Thank you, Madam Chair. I didn't think we were going to get this far.
My take-home so far from the discussions that we've had is that first of all, I don't think we've had near enough opportunity to hear from Shelagh Woods. The whole aboriginal issue probably has its own context, which we need to perhaps look at in the future.
Obviously, we haven't had nearly enough time to talk about the opportunity for technology to support human resource issues, for primary care teams to support human resource issues, and what incentives will actually be effective in terms of human resource issues and maintaining our practice professionals.
I had the opportunity to go to a conference in Clearwater, British Columbia, on health human resources. They had the Minister of Health there, and Health Match B.C., and the academic institutes. It was funny, because it seemed they were completely disconnected from the thought that the federal government had any role to play. That was quite interesting for me.

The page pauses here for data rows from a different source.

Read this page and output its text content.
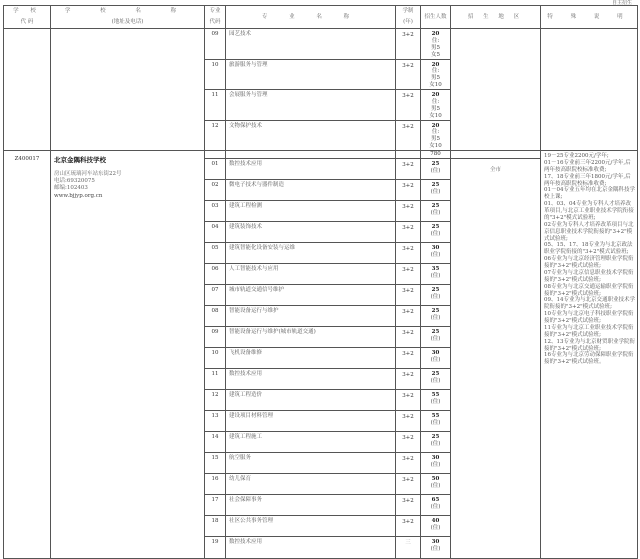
自主招生
学 校
代 码	学 校 名 称
(地址及电话)	专业
代码	专 业 名 称	学制
(年)	招生人数	招 生 地 区	特 殊 说 明

		09	园艺技术	3+2	20
住:
男5
女5		

		10	旅游服务与管理	3+2	20
住:
男5
女10		

		11	会展服务与管理	3+2	20
住:
男5
女10		

		12	文物保护技术	3+2	20
住:
男5
女10		

Z400017	北京金隅科技学校
房山区琉璃河车站东街22号
电话:69320075
邮编:102403
www.bjjyp.org.cn
				780		19－25专业2200元/学年;
01－16专业前三年2200元/学年,后两年按高职院校标准收费;
17、18专业前三年1800元/学年,后两年按高职院校标准收费;
01－04专业五年均在北京金隅科技学校上课;
01、03、04专业为专科人才培养改革项目,与北京工业职业技术学院衔接的"3+2"模式试验班;
02专业为专科人才培养改革项目与北京信息职业技术学院衔接的"3+2"模式试验班;
05、15、17、18专业为与北京政法职业学院衔接的"3+2"模式试验班;
06专业为与北京经济管理职业学院衔接的"3+2"模式试验班;
07专业为与北京信息职业技术学院衔接的"3+2"模式试验班;
08专业为与北京交通运输职业学院衔接的"3+2"模式试验班;
09、14专业为与北京交通职业技术学院衔接的"3+2"模式试验班;
10专业为与北京电子科技职业学院衔接的"3+2"模式试验班;
11专业为与北京工业职业技术学院衔接的"3+2"模式试验班;
12、13专业为与北京财贸职业学院衔接的"3+2"模式试验班;
16专业为与北京劳动保障职业学院衔接的"3+2"模式试验班。

		01	数控技术应用	3+2	25
(住)	全市	
		02	微电子技术与器件制造	3+2	25
(住)		

		03	建筑工程检测	3+2	25
(住)		

		04	建筑装饰技术	3+2	25
(住)		

		05	建筑智能化设备安装与运维	3+2	30
(住)		

		06	人工智能技术与应用	3+2	35
(住)		

		07	城市轨道交通信号维护	3+2	25
(住)		

		08	智能设备运行与维护	3+2	25
(住)		

		09	智能设备运行与维护(城市轨道交通)	3+2	25
(住)		

		10	飞机设备维修	3+2	30
(住)		

		11	数控技术应用	3+2	25
(住)		

		12	建筑工程造价	3+2	55
(住)		

		13	建设项目材料管理	3+2	55
(住)		

		14	建筑工程施工	3+2	25
(住)		

		15	航空服务	3+2	30
(住)		

		16	幼儿保育	3+2	50
(住)		

		17	社会保障事务	3+2	65
(住)		

		18	社区公共事务管理	3+2	40
(住)		

		19	数控技术应用	三	30
(住)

When I listened to the Minister of Health for B.C., it was about having new seats and really getting things together, and then when you talk to the CMA, it's that the residency seats just aren't there. So there's that disconnect--which you suggested is a huge issue--in terms of medical residency seats.
To get to a question, Carol White spoke about the interprovincial mobility as of April 1. I was just wanting to understand a few more details. Right now, can an RN in Ontario immediately go to B.C.? Can a doctor? I would presume nurse practitioners can't, because there are varying standards. Could you tell me more about that?